Today–after 13 years, 7 public input periods, and more than 4 million comments of support–the Environmental Protection Agency (EPA) has issued a final determination under the Clean Water Act 404(c) that prohibits mine waste from being disposed of in the rivers and wetlands in and near the Pebble deposit. This is a huge victory for everyone who has been involved in working to protect the fragile habitat at the center of Alaska’s Bristol Bay.
Orvis president Simon Perkins has remarked on some of the bigger messages of this conservation success:
Says Orvis President Simon Perkins,
“Today is an example of prioritizing the natural resource and all groups who benefit from it. Two important takeaways from this victory are that conservation takes a sustained effort, and that it has the power to unite us, from the commercial fishing industry to mining experts, to local Alaskans and native tribes, environmentalists and economists, and of course hunters and anglers. More than a decade’s worth of work by many paved the way to this decision. We have seen the power that a natural resource like Bristol Bay has to unify, and it’s a powerful reminder of the impact the natural world has on all of us.

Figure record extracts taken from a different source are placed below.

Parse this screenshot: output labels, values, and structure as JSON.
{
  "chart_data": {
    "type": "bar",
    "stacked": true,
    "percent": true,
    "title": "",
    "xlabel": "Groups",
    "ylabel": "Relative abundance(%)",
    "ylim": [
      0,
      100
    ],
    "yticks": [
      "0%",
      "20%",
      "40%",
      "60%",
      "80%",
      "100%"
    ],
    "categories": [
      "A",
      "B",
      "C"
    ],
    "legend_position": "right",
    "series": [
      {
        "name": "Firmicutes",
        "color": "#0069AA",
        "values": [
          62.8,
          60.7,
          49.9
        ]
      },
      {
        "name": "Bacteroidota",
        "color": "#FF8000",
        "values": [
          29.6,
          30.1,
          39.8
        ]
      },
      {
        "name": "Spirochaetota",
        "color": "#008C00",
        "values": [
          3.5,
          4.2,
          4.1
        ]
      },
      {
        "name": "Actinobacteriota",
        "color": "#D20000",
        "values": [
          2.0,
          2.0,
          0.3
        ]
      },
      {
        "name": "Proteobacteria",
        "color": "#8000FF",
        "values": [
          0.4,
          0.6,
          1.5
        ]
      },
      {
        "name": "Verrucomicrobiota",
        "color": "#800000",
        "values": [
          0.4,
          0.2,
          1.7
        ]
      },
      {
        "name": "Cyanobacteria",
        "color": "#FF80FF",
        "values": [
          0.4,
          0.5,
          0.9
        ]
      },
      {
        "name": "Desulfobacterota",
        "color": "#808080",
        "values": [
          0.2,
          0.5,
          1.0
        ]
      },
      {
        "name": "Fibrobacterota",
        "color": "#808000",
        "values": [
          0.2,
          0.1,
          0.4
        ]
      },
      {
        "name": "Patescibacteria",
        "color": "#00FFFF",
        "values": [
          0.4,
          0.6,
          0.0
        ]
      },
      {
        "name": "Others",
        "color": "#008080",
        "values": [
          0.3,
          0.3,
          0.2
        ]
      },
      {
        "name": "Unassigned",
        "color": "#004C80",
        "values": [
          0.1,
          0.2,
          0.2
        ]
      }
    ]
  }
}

According to the EPA website:
Section 404(c) authorizes EPA to prohibit, restrict, or deny the discharge of dredged or fill material at defined sites in waters of the United States (including wetlands) whenever it determines, after notice and opportunity for public hearing, that use of such sites for disposal would have an unacceptable adverse impact on one or more of various resources, including fisheries, wildlife, municipal water supplies, or recreational areas. [emphasis added]
These protections are only used in very special circumstances and have been invoked only 13 times since 1972–mostly by Republican administrations. The Bristol Bay 404(c) was originally requested in 2010 by local Tribes, and commercial and sport-fishing groups. There have been multiple robust scientific assessments and reviews (with representatives from the mining industry included) and overwhelming and unwavering public support for finalizing 404(c) in Alaska and beyond.
The Pebble Mine project–which would have created the world’s largest open-pit mine at the headwaters of Alaska’s Bristol Bay watershed–was a threat to the last great wild-salmon run on the planet, as well as an ecosystem that supports everything from brown bears, to bald eagles, to rainbow trout, to hundreds of other species. It’s also an ecosystem that supports thriving sport-fishing and commercial-fishing industries, as well as a way of life that indigenous people have treasured for millenia.
Orvis has been engaged in this fight from the beginning, and we both thank and congratulate all those who have done their part by writing letters and emails, donated to the cause, and advocated for protections in other ways.